# pymor.reductors.interpolation¶

## Module Contents¶

class pymor.reductors.interpolation.DelayBHIReductor(fom, mu=None)[source]

Bitangential Hermite interpolation for LinearDelayModels.

Parameters

fom

The full-order LinearDelayModel to reduce.

mu
class pymor.reductors.interpolation.GenericBHIReductor(fom, mu=None)[source]

Generic bitangential Hermite interpolation reductor.

This is a generic reductor for reducing any linear Model that has a transfer function that is a FactorizedTransferFunction (see [BG09]). The interpolation here is limited to only up to the first derivative. Interpolation points are assumed to be pairwise distinct.

In particular, given:

• interpolation points $$\sigma_i$$,

• right tangential directions $$b_i$$, and

• left tangential directions $$c_i$$,

for $$i = 1, 2, \ldots, r$$, which are closed under conjugation (if $$\sigma_i$$ is real, then so are $$b_i$$ and $$c_i$$; if $$\sigma_i$$ is complex, there is $$\sigma_j$$ such that $$\sigma_j = \overline{\sigma_i}$$, $$b_j = \overline{b_i}$$, $$c_j = \overline{c_i}$$), this reductor finds a transfer function $$\hat{H}$$ such that

$\begin{split}H(\sigma_i) b_i & = \hat{H}(\sigma_i) b_i, \\ c_i^T H(\sigma_i) & = c_i^T \hat{H}(\sigma_i), \\ c_i^T H'(\sigma_i) b_i & = c_i^T \hat{H}'(\sigma_i) b_i,\end{split}$

for all $$i = 1, 2, \ldots, r$$.

Parameters

fom

The full-order Model to reduce.

mu

Methods

 reconstruct Reconstruct high-dimensional vector from reduced vector u. reduce Bitangential Hermite interpolation.
reconstruct(u)[source]

Reconstruct high-dimensional vector from reduced vector u.
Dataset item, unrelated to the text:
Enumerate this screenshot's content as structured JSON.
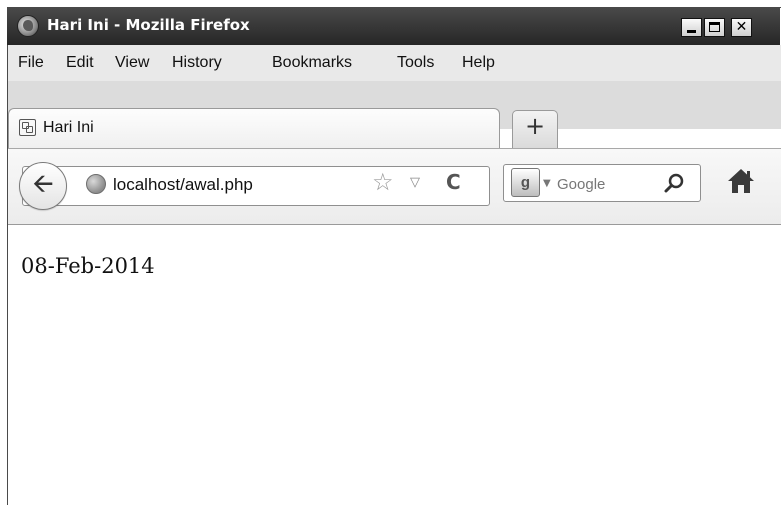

reduce(sigma, b, c, projection='orth')[source]

Bitangential Hermite interpolation.

Parameters

sigma

Interpolation points (closed under conjugation), sequence of length r.

b

Right tangential directions, NumPy array of shape (r, fom.dim_input).

c

Left tangential directions, NumPy array of shape (r, fom.dim_output).

projection

Projection method:

• 'orth': projection matrices are orthogonalized with respect to the Euclidean inner product

• 'biorth': projection matrices are biorthogolized with respect to the E product

Returns

rom

Reduced-order model.

class pymor.reductors.interpolation.LTIBHIReductor(fom, mu=None)[source]
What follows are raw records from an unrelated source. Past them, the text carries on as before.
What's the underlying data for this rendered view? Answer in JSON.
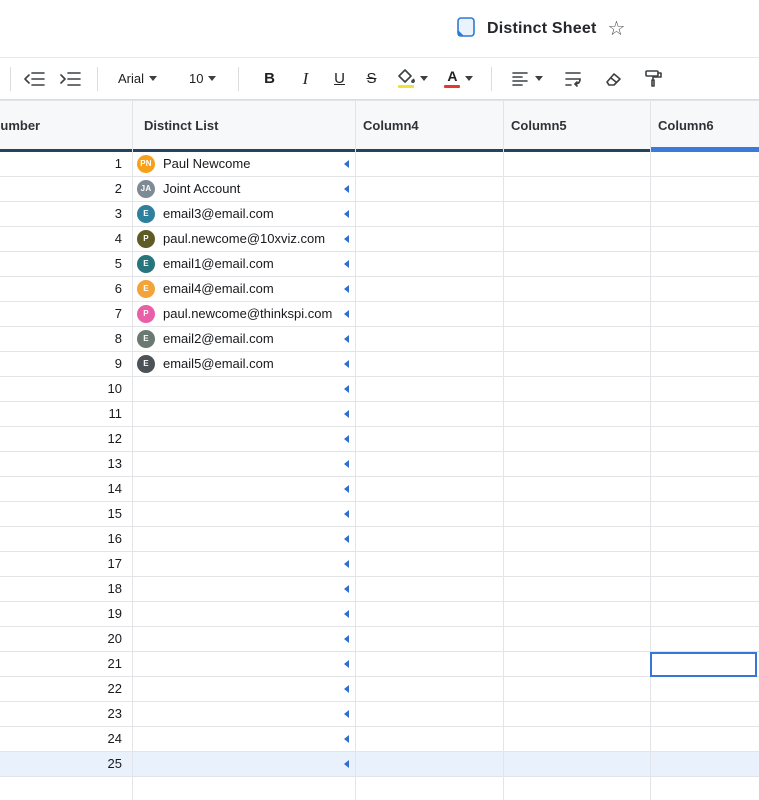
{
  "titlebar": {
    "title": "Distinct Sheet",
    "star": "☆"
  },
  "toolbar": {
    "font_name": "Arial",
    "font_size": "10",
    "bold": "B",
    "italic": "I",
    "underline": "U",
    "strikethrough": "S",
    "text_color_label": "A",
    "fill_swatch": "#f2e232",
    "text_swatch": "#e5392e"
  },
  "grid": {
    "columns": [
      {
        "label": "Number"
      },
      {
        "label": "Distinct List"
      },
      {
        "label": "Column4"
      },
      {
        "label": "Column5"
      },
      {
        "label": "Column6"
      }
    ],
    "selected_row": 25,
    "active_cell": {
      "row": 21,
      "column": "Column6"
    },
    "colors": {
      "header_underline": "#25425f",
      "selected_column_bar": "#3c79d9",
      "active_cell_border": "#3576d6",
      "row_highlight": "#e9f1fc",
      "cell_indicator": "#2e6fd0"
    },
    "rows": [
      {
        "num": "1",
        "contact": {
          "initials": "PN",
          "color": "#f7a11a",
          "name": "Paul Newcome"
        }
      },
      {
        "num": "2",
        "contact": {
          "initials": "JA",
          "color": "#7e8b94",
          "name": "Joint Account"
        }
      },
      {
        "num": "3",
        "contact": {
          "initials": "E",
          "color": "#2f7f9e",
          "name": "email3@email.com"
        }
      },
      {
        "num": "4",
        "contact": {
          "initials": "P",
          "color": "#5f5b24",
          "name": "paul.newcome@10xviz.com"
        }
      },
      {
        "num": "5",
        "contact": {
          "initials": "E",
          "color": "#27757d",
          "name": "email1@email.com"
        }
      },
      {
        "num": "6",
        "contact": {
          "initials": "E",
          "color": "#f2a43b",
          "name": "email4@email.com"
        }
      },
      {
        "num": "7",
        "contact": {
          "initials": "P",
          "color": "#e960a8",
          "name": "paul.newcome@thinkspi.com"
        }
      },
      {
        "num": "8",
        "contact": {
          "initials": "E",
          "color": "#6a7a72",
          "name": "email2@email.com"
        }
      },
      {
        "num": "9",
        "contact": {
          "initials": "E",
          "color": "#4d5257",
          "name": "email5@email.com"
        }
      },
      {
        "num": "10"
      },
      {
        "num": "11"
      },
      {
        "num": "12"
      },
      {
        "num": "13"
      },
      {
        "num": "14"
      },
      {
        "num": "15"
      },
      {
        "num": "16"
      },
      {
        "num": "17"
      },
      {
        "num": "18"
      },
      {
        "num": "19"
      },
      {
        "num": "20"
      },
      {
        "num": "21"
      },
      {
        "num": "22"
      },
      {
        "num": "23"
      },
      {
        "num": "24"
      },
      {
        "num": "25"
      }
    ]
  }
}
Bitangential Hermite interpolation for LTIModels.

Parameters

fom

The full-order LTIModel to reduce.

mu

Methods

 reduce Bitangential Hermite interpolation.
reduce(sigma, b, c, projection='orth')[source]

Bitangential Hermite interpolation.

Parameters

sigma

Interpolation points (closed under conjugation), sequence of length r.

b

Right tangential directions, NumPy array of shape (r, fom.dim_input).

c

Left tangential directions, NumPy array of shape (r, fom.dim_output).

projection

Projection method:

• 'orth': projection matrices are orthogonalized with respect to the Euclidean inner product

• 'biorth': projection matrices are biorthogolized with respect to the E product

• 'arnoldi': projection matrices are orthogonalized using the rational Arnoldi process (available only for SISO systems).

Returns

rom

Reduced-order model.

class pymor.reductors.interpolation.SOBHIReductor(fom, mu=None)[source]

Bitangential Hermite interpolation for SecondOrderModels.

Parameters

fom

The full-order SecondOrderModel to reduce.

mu
class pymor.reductors.interpolation.TFBHIReductor(fom, mu=None)[source]

Loewner bitangential Hermite interpolation reductor.

See [BG12].

Parameters

fom

TransferFunction or Model with a transfer_function attribute.

mu

Methods

 reconstruct Reconstruct high-dimensional vector from reduced vector u. reduce Realization-independent tangential Hermite interpolation.
reconstruct(u)[source]

Reconstruct high-dimensional vector from reduced vector u.

reduce(sigma, b, c)[source]

Realization-independent tangential Hermite interpolation.

Parameters

sigma

Interpolation points (closed under conjugation), sequence of length r.

b

Right tangential directions, NumPy array of shape (r, fom.dim_input).

c

Left tangential directions, NumPy array of shape (r, fom.dim_output).

Returns

lti

The reduced-order LTIModel interpolating the transfer function of fom.